Explanation of Responses:

* If the form is filed by more than one reporting person, see Instruction 4(b)(v).
** Intentional misstatements or omissions of facts constitute Federal Criminal Violations. See 18 U.S.C. 1001 and 15 U.S.C. 78ff(a).
(1) Pursuant to a Recapitalization Agreement, dated November 13, 2014, by and among VX Holdings, L.P., ("VX Holdings") Virgin America, Inc. and the other parties party thereto (the "Recapitalization Agreement"), the shares of Class B Common Stock of the Issuer and the shares of Class G Common Stock of the Issuer were automatically converted into the Common Stock of the Issuer.
(2) This Form 4 is being filed by VX Holdings for the Common Stock directly held by VX Holdings that may be deemed to be beneficially owned by the Reporting Persons (as defined below). This Form 4 is also being filed by each of (i) Corvina Holdings Limited ("Corvina") as the sole general partner of VX Holdings; (ii) Virgin Group Holdings Limited ("Virgin Group Holdings") as the sole stockholder of Corvina; (iii) Sir Richard Branson, as a stockholder of Virgin Group Holdings; (iv) RBC Trustee (C.I.) Limited ("RBC Trustee"), as a stockholder of Virgin Group Holdings, solely in its capacity as trustee on behalf of The Aquarius Trust, The Aries Trust, The Capricorn Trust and The Pisces Trust; and (cont'd in FN 3)

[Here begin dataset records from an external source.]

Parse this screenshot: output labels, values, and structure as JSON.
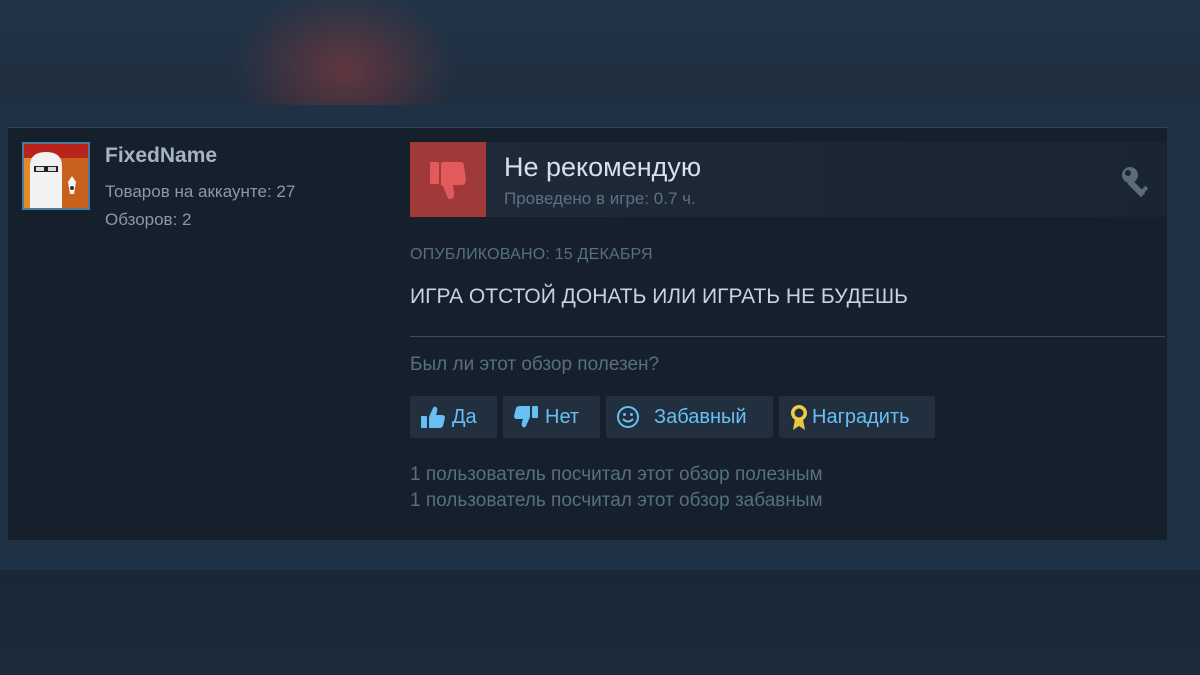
{
  "author": {
    "name": "FixedName",
    "games_owned": "Товаров на аккаунте: 27",
    "reviews_count": "Обзоров: 2",
    "avatar_icon": "avatar-image"
  },
  "review": {
    "verdict": "Не рекомендую",
    "verdict_icon": "thumbs-down-icon",
    "hours": "Проведено в игре: 0.7 ч.",
    "key_icon": "key-icon",
    "posted": "ОПУБЛИКОВАНО: 15 ДЕКАБРЯ",
    "text": "ИГРА ОТСТОЙ ДОНАТЬ ИЛИ ИГРАТЬ НЕ БУДЕШЬ"
  },
  "helpful": {
    "question": "Был ли этот обзор полезен?",
    "buttons": {
      "yes": "Да",
      "no": "Нет",
      "funny": "Забавный",
      "award": "Наградить"
    },
    "found_helpful": "1 пользователь посчитал этот обзор полезным",
    "found_funny": "1 пользователь посчитал этот обзор забавным"
  },
  "colors": {
    "background": "#1b2838",
    "card": "#16202d",
    "accent_link": "#66c0f4",
    "not_recommended": "#a03a3a"
  }
}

(3) (cont'd from FN 2) (v) Deutsche Bank Trustee Services (Guernsey) Limited ("DB Trustee" and, together with VX Holdings, Corvina, Virgin Group Holdings, Sir Richard Branson and RBC Trustee, the "Reporting Persons") as a stockholder of Virgin Group Holdings, solely in its capacity as trustee on behalf of The Virgo Trust, The Libra Trust, The Leo Trust and The Gemini Trust.
(4) None of Corvina, Virgin Group Holdings, Sir Richard Branson, RBC Trustee and DB Trustee directly owns any Common Stock and each disclaims beneficial ownership of the Common Stock reported herein except to the extent of their respective pecuniary interest therein. The filing of this Form 4 shall not be construed as an admission that any of Corvina, Virgin Group Holdings, Sir Richard Branson, RBC Trustee or DB Trustee is the beneficial owner of any Common Stock covered by this Form 4.
(5) Pursuant to the Recapitalization Agreement, certain notes of the Issuer described in the Recapitalization Agreement were exchanged for the Common Stock of the Issuer.
(6) Pursuant to the Recapitalization Agreement, the Class A Warrants, the Class C-2 Warrants, the Class C-4 Warrants, the Class C-14A Warrants, the Clas C-14B Warrants and the Class C-14C Warrants of the Issuer were automatically converted into shares of Common Stock of the Issuer.
(7) The warrants are exercisable subject to certain limitations set forth in the respective warrant agreements.
(8) Pursuant to the Recapitalization Agreement, the Class C-5 Warrants of the Issuer were cancelled in full.
(9) In the aggregate, 6,852,638 shares of the Common Stock of the Issuer beneficially owned by VX Holdings and its affiliates are shares of non-voting common stock.
 
Remarks:
For purposes of Section 16 of the Securities Exchange Act of 1934, as amended, the Reporting Persons (as defined in Footnotes 2 and 3 above) are deemed directors by deputization by virtue of their representation on the Board of Directors of the Issuer.